The children did not want to bury him in his home village in China. I said, “You’re right, you want to pay a visit him and all that. But I have a deeper thought.” It really bothered me for several years. I didn’t do anything. He was cremated. Finally I told the children, “I have to make this move. From a Chinese viewpoint, he got married for a few months, and he was separated. It’s not right that while living and in death he was separated.” So I moved him back with my mother, in the village.

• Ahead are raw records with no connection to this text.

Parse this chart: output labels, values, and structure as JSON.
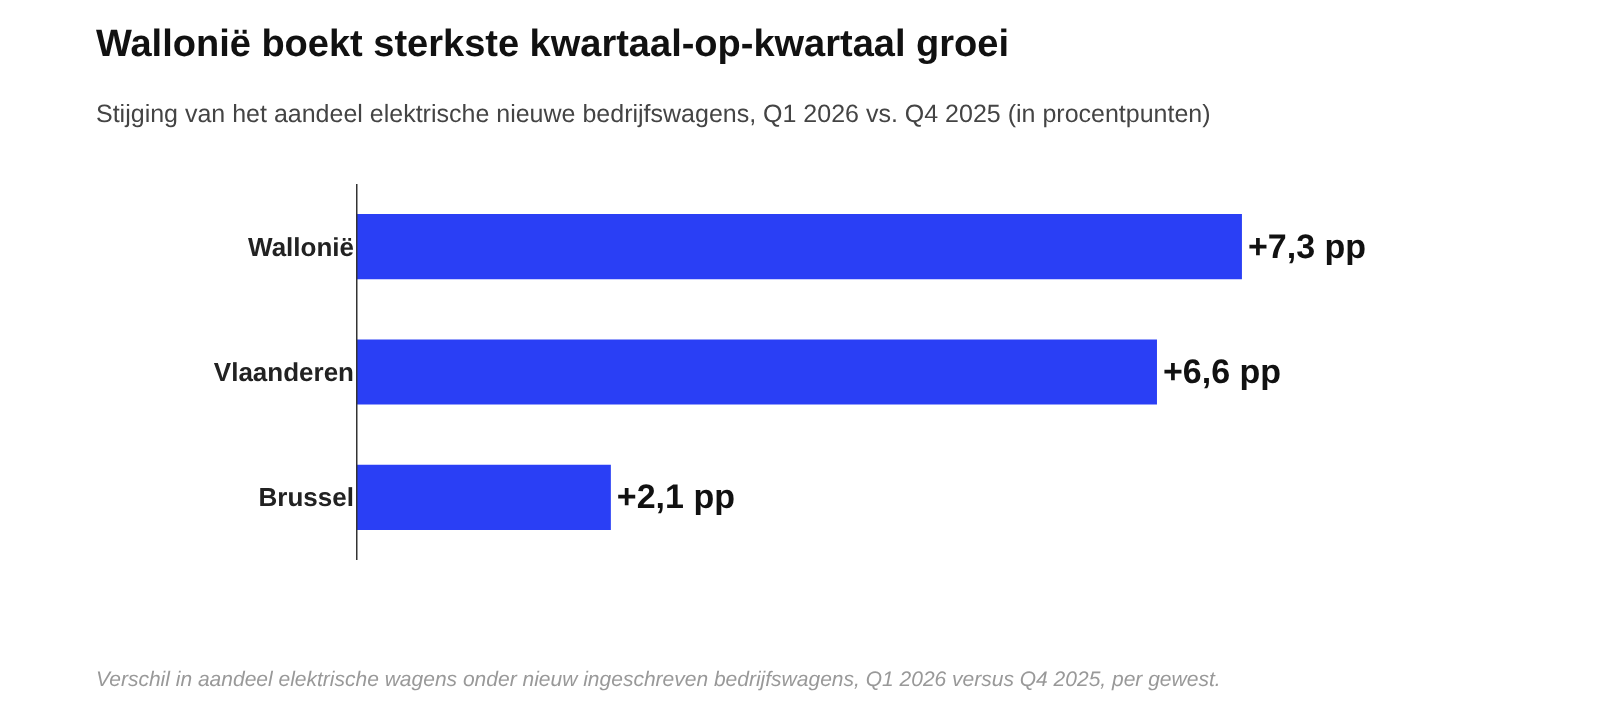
{
  "chart_data": {
    "type": "bar",
    "orientation": "horizontal",
    "title": "Wallonië boekt sterkste kwartaal-op-kwartaal groei",
    "subtitle": "Stijging van het aandeel elektrische nieuwe bedrijfswagens, Q1 2026 vs. Q4 2025 (in procentpunten)",
    "categories": [
      "Wallonië",
      "Vlaanderen",
      "Brussel"
    ],
    "values": [
      7.3,
      6.6,
      2.1
    ],
    "value_labels": [
      "+7,3 pp",
      "+6,6 pp",
      "+2,1 pp"
    ],
    "color": "#2a3ff5",
    "legend": false,
    "tick_labels": "y",
    "annotations": [
      "Verschil in aandeel elektrische wagens onder nieuw ingeschreven bedrijfswagens, Q1 2026 versus Q4 2025, per gewest."
    ]
  }
}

At that young age (11 years old), the Angel Island experience probably does not influence me as much as some of the other factors. To me, this other thing was more lasting for me — my childhood. What influenced me most is the fact that I don’t have a mother and that I don’t have siblings. Almost puts you in the category that you have to pioneer most of the time because there’s no one to turn to.
You’re talking about shock. I told my children, “I don’t want anyone to go through life like that.” I was a three or four years old, and I don’t even know my mother! I still have no idea what my mother was like. Angel Island didn’t have a severe effect on me, in the sense that it didn’t cause me to be insecure or anything like that. The island, to me, is strictly a short-term process that I went through. All the other stuff that comes into play, like after Angel Island, meeting my father really affected me. He was a stranger. I didn’t know how to handle it. You have to know that he’s related and you’re going to have to look at him for survival. From that point on after Angel Island, it’s all the fact that you’re discriminated. They keep hammering you in. Those are the things that affected me. They sort of pushed me into an area where there’s only one way you have to go, and that’s up.
I took the children all back to the family village in China. At the same time, I moved all the other folks. My mother was in one place, my grandfather another, my grandmother…everybody’s scattered, so I moved them all together, and I had the site paved over in concrete. This was off to one side of the village. When I took the children back to the old house, it really recalled a depressing scene for me — the dirt floor, and it’s dark and dingy.
I go back almost every other year. I explained to the children, “Even if you go back every five or 10 years, that’s good enough. But for the time being, you have to realize that you have to do the right thing.” I talk to a lot of elder people and they all say, “You did the right thing.” So I feel a little more relaxed. It took me 10 years to get away from the grief when my father passed away because he was here all this time with me.
On a visit with my family to Angel Island a couple of years ago, there were a lot of quiet moments. I wanted to be on one side, a little away from them. And I would usually walk to one place and I keep looking at the stairs. The posts are still there. Then I look at the wall and I said, “Hey, that’s where the blackboard was.” And I look at the whole row of toilets. It brings back memories.
I look at the poems, but it didn’t hit me, even though I know the words. But I don’t know if I could share the same thought about the people there. That was pretty hard to do at 11 years old. I don’t recall seeing anybody writing poems on the walls. You can see that the other detainees are alone. You can sense it. Everyone else is doing something and they’re there, sort of staring into space someplace. I heard some of them had been there over two years. I almost swelled up in one corner when I was there. I was explaining all that stuff out there. But, in my life, I do not hold that the detention against anyone.